Last week, commissioners, sitting as the Land Planning Agency, reviewed the proposal as part of Pasco's comprehensive plan amendments. The actual ordinance is still subject to citizen review and public hearings before a final vote sometime early next year.
The task ahead for commissioners is to resist the temptation to water down the proposal in the name of (election year) property rights. Among the provisions is the ability to transfer density credits to protect desired corridors from encroaching development. That brings other concerns about increasing density via taller buildings or reduced setbacks that will need to be considered. Even so, such transfers are expected to become more common around the county as commissioners seek to guide growth away from sensitive and remote sites and toward so-called market corridors and urban service areas.
It also must be noted the wildlife ordinance, also known as critical linkage, does not preclude property owners from using their land as currently allowed, nor from future development within its existing zoning. The pleas for flexibility are understandable, but commissioners must not cave on this after 10 years of work that began as a settlement to citizens legal objections to both a rezoning of what is now the Oakstead development in Land O'Lakes and to the county's comprehensive plan that allowed it to occur.
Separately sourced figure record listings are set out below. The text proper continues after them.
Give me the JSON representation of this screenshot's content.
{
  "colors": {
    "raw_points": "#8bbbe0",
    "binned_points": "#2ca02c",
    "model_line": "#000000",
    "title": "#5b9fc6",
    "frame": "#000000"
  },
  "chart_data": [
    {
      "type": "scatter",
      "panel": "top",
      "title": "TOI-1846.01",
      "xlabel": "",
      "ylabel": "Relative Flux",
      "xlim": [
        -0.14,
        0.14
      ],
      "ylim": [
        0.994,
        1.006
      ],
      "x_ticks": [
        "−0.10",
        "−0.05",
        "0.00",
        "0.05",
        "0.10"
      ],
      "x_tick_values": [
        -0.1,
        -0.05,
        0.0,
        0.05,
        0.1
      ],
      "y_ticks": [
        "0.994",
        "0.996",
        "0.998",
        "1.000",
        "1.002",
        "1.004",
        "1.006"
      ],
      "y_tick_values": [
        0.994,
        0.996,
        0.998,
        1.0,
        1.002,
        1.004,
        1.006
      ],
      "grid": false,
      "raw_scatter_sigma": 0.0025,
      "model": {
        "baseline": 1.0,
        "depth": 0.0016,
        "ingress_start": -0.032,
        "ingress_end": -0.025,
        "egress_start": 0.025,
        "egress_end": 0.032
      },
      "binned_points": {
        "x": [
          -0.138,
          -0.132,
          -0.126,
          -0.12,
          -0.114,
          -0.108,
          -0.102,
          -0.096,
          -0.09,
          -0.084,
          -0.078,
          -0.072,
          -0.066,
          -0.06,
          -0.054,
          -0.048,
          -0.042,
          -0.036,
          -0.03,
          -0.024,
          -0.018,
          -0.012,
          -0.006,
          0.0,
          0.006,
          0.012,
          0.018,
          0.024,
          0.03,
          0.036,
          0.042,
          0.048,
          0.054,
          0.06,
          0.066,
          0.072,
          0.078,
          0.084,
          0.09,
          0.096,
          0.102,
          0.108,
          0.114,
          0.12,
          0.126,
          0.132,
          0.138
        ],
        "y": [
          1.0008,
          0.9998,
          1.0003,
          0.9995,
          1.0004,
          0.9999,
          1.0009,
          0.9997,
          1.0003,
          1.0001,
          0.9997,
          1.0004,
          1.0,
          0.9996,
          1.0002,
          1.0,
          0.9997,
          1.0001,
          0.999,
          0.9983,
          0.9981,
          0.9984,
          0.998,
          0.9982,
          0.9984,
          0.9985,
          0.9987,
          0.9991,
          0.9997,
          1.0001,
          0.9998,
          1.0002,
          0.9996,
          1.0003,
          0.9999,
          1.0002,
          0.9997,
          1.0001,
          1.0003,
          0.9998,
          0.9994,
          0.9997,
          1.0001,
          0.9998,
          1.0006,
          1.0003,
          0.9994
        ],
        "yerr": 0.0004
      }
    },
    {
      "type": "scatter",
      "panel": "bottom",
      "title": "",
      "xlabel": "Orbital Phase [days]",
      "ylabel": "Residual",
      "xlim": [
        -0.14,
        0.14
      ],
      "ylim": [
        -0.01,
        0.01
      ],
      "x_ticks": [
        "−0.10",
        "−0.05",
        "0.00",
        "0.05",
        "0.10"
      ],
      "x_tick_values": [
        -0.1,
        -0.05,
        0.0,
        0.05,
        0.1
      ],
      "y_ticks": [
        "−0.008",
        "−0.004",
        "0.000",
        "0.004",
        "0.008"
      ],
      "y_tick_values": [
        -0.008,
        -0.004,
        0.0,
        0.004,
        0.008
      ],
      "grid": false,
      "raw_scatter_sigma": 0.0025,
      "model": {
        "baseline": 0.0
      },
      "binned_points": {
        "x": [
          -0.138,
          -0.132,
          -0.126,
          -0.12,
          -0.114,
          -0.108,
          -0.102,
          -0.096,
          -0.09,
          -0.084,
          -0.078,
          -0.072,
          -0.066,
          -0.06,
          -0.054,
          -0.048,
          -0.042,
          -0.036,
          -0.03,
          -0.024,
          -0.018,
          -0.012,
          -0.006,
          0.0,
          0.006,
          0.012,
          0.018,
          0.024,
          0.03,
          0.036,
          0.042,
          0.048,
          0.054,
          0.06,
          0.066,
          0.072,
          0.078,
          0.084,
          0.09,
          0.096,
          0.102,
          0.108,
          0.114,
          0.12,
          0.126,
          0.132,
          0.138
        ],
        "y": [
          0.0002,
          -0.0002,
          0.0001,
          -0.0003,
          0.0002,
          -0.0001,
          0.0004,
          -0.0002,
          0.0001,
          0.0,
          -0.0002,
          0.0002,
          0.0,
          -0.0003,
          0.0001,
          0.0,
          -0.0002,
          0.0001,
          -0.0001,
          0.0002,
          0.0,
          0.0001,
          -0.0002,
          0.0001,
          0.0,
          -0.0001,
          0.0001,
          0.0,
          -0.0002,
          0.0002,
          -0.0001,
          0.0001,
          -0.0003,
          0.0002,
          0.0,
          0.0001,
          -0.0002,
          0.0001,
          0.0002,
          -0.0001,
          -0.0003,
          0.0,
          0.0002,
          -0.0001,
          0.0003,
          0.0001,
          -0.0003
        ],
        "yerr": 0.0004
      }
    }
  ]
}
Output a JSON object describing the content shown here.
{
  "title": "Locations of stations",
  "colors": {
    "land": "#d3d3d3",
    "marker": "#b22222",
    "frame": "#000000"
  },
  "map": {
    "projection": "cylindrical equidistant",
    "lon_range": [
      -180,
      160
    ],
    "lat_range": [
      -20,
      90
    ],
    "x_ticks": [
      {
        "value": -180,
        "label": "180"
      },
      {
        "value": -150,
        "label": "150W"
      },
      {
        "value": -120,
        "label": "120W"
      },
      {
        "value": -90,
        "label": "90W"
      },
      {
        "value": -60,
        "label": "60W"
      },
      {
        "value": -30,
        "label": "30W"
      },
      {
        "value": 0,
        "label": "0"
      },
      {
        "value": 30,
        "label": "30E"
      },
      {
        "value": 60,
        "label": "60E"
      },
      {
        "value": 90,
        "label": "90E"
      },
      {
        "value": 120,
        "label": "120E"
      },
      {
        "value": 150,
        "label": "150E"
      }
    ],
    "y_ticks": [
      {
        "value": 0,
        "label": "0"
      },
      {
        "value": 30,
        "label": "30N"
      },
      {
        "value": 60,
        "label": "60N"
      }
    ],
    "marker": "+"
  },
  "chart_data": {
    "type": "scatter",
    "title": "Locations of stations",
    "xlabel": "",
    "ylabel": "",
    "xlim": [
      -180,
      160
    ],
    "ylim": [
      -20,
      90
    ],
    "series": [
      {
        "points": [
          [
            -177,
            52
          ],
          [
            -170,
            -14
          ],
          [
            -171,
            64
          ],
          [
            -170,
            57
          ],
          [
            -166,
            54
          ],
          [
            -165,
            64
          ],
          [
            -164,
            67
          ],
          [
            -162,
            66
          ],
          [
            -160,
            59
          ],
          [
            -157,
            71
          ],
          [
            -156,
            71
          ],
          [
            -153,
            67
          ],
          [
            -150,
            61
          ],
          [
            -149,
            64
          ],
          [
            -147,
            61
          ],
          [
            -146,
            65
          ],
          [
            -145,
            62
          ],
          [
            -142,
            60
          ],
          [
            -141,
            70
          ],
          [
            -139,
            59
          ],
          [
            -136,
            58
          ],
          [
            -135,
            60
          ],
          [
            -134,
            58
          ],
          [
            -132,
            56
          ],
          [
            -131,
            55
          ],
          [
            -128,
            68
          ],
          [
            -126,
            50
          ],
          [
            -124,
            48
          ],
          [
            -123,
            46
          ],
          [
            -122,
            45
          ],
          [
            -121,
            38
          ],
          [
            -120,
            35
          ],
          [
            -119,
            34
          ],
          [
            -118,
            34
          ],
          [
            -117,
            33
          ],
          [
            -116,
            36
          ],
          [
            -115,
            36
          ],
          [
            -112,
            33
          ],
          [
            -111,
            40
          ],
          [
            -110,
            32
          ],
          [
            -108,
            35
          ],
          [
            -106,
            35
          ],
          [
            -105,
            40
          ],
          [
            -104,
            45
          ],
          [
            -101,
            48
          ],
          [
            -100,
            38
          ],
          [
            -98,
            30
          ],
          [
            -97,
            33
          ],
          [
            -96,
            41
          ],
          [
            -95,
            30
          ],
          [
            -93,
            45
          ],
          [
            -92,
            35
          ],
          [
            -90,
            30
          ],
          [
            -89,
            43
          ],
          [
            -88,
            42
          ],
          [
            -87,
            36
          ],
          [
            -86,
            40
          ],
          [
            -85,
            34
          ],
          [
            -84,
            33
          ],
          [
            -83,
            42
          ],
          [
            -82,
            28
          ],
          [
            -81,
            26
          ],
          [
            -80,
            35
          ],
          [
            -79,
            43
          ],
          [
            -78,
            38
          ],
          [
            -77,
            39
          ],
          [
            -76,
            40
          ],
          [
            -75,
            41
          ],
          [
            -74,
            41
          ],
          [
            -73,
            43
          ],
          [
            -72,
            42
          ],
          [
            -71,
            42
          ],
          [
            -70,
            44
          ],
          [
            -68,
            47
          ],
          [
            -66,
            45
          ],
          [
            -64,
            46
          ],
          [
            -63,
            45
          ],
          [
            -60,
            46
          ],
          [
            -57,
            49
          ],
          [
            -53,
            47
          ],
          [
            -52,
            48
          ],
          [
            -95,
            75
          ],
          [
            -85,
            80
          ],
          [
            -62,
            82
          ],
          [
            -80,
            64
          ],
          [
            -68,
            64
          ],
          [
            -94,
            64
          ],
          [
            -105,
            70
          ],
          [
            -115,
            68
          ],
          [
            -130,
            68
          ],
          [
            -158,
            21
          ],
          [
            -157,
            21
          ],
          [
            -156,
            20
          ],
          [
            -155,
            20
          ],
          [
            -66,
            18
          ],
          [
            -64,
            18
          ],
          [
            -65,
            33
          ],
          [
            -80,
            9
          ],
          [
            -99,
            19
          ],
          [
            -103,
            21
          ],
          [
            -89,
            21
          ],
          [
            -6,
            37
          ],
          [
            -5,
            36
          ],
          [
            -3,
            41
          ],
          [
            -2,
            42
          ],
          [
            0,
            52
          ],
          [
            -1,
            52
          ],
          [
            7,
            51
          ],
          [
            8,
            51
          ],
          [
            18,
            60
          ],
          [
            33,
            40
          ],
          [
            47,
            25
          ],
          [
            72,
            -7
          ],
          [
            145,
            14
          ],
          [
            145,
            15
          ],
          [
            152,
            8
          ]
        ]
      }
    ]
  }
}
The intent of the ordinance is to preserve open corridors, mostly among the existing well fields, Connerton and the Green Swamp and a separate link along the coast. Protecting some upland space will protect ground water quality, buffer wetlands and provide food, cover and breeding space for wildlife moving about the preserved space. Among the details to be completed is paying for and installing wildlife crossings — costing more than $500,000 each — under at least seven local and state roads.
Commissioners also must settle on an appropriate size for the corridors — likely the most controversial element. A consultant recommended a width equal to 10 percent of a corridor's length, but that would mean a mile-wide path for the 10-mile link between preserved land at Starkey and Cross Bar ranches. Instead, the plan calls for widths of 2,200 feet, but even that has brought objections from landowners and commissioners alike. In one high-profile case in 2008, commissioners agreed with a developer in Shady Hills to reduce the corridor to as little as 100 feet, a decision later overturned by the Department of Community Affairs.
That should be an imperative signal to present and future commission members. Investing a decade of time and money into designing and protecting a county wildlife corridor will be for naught if commissioners skimp on the size every time someone suggests thinner is better.